Скворцов курил. И что удивительно: не кашляет. И простужен, и курит подряд папиросы, сигареты, самосад — адская смесь, а кашля нет. Выздоравливает? Надо быть здоровым и крепким, чтоб по плечу было все, что лежало и лежит на нем. Особенно после окружения, из которого отряд выбрался полуживой. Докурив, вдохнул поглубже и закашлялся. Фу, сглазил. Есть кашель. Ничего, пройдет. В хате, в сенцах, у кадки с водой стояла хозяйка и пила из ковшика. Выпила, обтерла губы рукой, пропустила Скворцова и за ним вошла в горенку. Дав ему улечься, наклонилась и прошептала:
— Пан начальник, товарищ командир, можно спросить? Хочу спросить: ты веруешь в бога?
— Нет, — сказал Скворцов. — Я коммунист.
— Ну, есть коммунисты, которые веруют в истинного бога… А в Ленина веришь? Так то ж и есть красный бог. Значит, ты верующий… Поклянись своим богом, ответь правду: придут сюда Советы?
— Придут. Обязательно.
— То добже…
Она ушла за перегородку, и опять раздалось ее похрапывание и почмокивание.

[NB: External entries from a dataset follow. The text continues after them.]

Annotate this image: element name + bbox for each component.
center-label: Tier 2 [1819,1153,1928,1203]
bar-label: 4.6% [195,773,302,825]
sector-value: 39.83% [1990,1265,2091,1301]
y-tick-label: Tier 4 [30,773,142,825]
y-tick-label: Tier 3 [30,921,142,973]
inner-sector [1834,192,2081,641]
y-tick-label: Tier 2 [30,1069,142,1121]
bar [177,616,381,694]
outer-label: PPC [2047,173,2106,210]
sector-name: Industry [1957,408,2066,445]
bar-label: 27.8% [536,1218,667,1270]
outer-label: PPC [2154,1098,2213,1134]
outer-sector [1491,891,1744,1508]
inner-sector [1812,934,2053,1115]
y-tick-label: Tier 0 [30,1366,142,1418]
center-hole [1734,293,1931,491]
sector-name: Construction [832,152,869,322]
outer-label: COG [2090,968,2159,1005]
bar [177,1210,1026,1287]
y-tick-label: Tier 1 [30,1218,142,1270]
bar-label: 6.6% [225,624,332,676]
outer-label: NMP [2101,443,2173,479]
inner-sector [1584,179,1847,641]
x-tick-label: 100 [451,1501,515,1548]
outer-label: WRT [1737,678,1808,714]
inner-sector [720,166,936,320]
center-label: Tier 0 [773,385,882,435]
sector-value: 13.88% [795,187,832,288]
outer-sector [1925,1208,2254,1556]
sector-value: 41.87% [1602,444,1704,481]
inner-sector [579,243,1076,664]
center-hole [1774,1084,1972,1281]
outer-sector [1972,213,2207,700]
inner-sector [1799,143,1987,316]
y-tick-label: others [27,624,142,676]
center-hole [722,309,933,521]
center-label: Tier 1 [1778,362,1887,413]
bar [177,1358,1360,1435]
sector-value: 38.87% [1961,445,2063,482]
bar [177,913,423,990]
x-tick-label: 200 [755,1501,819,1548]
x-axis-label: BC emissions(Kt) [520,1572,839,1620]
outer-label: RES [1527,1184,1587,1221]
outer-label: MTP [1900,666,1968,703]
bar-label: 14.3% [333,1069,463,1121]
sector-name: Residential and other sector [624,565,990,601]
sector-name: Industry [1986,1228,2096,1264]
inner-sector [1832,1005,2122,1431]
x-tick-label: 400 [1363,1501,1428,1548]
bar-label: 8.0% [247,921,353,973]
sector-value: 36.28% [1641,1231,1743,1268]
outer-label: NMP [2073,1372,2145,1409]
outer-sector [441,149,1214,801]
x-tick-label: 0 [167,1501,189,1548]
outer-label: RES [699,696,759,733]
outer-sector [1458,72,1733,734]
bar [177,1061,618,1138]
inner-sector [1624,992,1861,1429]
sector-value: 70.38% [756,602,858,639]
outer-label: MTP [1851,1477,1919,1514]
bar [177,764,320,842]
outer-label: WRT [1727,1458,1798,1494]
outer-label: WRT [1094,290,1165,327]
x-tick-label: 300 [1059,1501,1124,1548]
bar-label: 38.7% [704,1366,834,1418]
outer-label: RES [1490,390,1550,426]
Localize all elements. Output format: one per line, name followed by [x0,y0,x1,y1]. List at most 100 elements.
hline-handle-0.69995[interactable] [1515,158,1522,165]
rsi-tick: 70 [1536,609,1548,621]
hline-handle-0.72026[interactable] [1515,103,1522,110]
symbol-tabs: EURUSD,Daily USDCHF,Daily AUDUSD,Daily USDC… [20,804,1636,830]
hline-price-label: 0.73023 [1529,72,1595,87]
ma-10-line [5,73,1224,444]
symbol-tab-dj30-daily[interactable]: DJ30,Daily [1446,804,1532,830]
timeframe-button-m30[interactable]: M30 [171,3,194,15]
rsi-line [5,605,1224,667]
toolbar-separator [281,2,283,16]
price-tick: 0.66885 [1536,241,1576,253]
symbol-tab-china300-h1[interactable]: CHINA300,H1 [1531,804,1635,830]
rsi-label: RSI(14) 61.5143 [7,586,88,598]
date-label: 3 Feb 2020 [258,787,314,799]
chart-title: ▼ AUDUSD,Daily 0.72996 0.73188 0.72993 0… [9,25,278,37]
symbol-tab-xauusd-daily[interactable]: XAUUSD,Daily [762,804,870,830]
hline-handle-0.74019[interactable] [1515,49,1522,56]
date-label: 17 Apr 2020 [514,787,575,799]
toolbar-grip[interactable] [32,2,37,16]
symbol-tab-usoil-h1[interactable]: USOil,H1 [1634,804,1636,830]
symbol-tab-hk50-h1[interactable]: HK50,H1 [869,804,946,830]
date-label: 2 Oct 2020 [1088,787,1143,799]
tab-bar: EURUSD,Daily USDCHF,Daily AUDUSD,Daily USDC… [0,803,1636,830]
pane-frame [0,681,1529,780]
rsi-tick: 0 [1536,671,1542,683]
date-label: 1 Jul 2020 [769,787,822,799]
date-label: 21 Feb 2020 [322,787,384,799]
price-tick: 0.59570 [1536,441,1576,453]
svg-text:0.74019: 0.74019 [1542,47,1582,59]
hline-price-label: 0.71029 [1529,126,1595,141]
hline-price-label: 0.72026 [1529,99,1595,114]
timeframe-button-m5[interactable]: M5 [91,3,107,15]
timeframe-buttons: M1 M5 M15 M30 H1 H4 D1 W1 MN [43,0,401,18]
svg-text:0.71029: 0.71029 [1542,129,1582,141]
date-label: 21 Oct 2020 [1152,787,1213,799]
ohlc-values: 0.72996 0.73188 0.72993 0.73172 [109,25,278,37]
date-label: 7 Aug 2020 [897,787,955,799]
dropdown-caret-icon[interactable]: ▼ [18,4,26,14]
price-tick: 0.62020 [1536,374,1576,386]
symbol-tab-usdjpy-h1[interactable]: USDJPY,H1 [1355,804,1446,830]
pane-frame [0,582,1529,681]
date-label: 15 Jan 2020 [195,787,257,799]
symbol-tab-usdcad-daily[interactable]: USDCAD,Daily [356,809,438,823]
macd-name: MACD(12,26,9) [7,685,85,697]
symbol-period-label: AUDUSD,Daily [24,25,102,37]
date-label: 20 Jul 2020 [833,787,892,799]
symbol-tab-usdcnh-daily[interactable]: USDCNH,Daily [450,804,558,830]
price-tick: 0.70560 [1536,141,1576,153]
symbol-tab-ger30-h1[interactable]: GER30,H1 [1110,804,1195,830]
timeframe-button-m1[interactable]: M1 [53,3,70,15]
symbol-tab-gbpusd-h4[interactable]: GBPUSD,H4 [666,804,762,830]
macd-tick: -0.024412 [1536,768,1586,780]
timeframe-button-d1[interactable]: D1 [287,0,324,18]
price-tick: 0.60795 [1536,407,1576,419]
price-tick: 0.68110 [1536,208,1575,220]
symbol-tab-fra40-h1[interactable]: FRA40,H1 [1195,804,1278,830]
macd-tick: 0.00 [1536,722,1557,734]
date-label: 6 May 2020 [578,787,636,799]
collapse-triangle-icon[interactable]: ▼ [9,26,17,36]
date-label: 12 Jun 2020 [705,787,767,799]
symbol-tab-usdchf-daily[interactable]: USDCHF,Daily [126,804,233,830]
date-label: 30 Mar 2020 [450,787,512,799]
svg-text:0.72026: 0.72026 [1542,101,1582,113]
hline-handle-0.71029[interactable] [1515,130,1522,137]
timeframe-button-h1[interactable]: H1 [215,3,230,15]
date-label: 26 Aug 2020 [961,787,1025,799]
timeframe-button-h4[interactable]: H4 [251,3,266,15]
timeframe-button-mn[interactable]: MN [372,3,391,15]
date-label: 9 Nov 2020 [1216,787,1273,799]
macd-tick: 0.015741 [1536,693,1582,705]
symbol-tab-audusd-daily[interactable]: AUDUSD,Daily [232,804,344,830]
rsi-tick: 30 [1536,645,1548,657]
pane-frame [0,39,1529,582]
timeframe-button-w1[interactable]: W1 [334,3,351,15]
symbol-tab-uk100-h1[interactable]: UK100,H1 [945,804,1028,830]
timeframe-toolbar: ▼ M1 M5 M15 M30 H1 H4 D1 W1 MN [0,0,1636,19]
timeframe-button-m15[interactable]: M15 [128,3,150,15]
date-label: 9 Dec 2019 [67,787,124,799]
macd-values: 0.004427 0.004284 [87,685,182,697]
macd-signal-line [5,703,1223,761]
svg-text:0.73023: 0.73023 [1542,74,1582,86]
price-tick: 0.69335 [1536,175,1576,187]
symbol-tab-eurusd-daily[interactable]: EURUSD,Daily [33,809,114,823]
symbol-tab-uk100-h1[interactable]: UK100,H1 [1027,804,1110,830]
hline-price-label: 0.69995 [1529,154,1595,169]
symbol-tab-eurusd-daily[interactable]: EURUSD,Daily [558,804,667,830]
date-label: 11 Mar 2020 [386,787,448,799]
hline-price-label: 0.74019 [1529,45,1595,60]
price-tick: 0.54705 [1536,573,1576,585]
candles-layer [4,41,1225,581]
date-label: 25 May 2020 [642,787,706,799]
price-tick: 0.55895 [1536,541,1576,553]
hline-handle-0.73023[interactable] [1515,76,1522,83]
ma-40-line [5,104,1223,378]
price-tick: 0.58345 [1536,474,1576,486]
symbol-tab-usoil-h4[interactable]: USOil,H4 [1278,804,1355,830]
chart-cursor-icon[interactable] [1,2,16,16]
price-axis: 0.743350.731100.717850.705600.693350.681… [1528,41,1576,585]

Взрослые же мужики, Емельянов и Стецько, спали без храпа, без шума, Василь изредка и тихонько постанывал. Что-то пацану такое мерещится. Не детское. А хозяйка храпит по-мужски, у старых женщин бывает. Он ей правду ответил — о Советской власти. Правду, в которую он свято верит. Придет на Волынь Красная Армия! Придет в Галицию, в Карпаты, в Молдавию, в Белоруссию, в Прибалтику — придет туда, откуда ушла. После разгрома немцев под Москвой — неизбежно.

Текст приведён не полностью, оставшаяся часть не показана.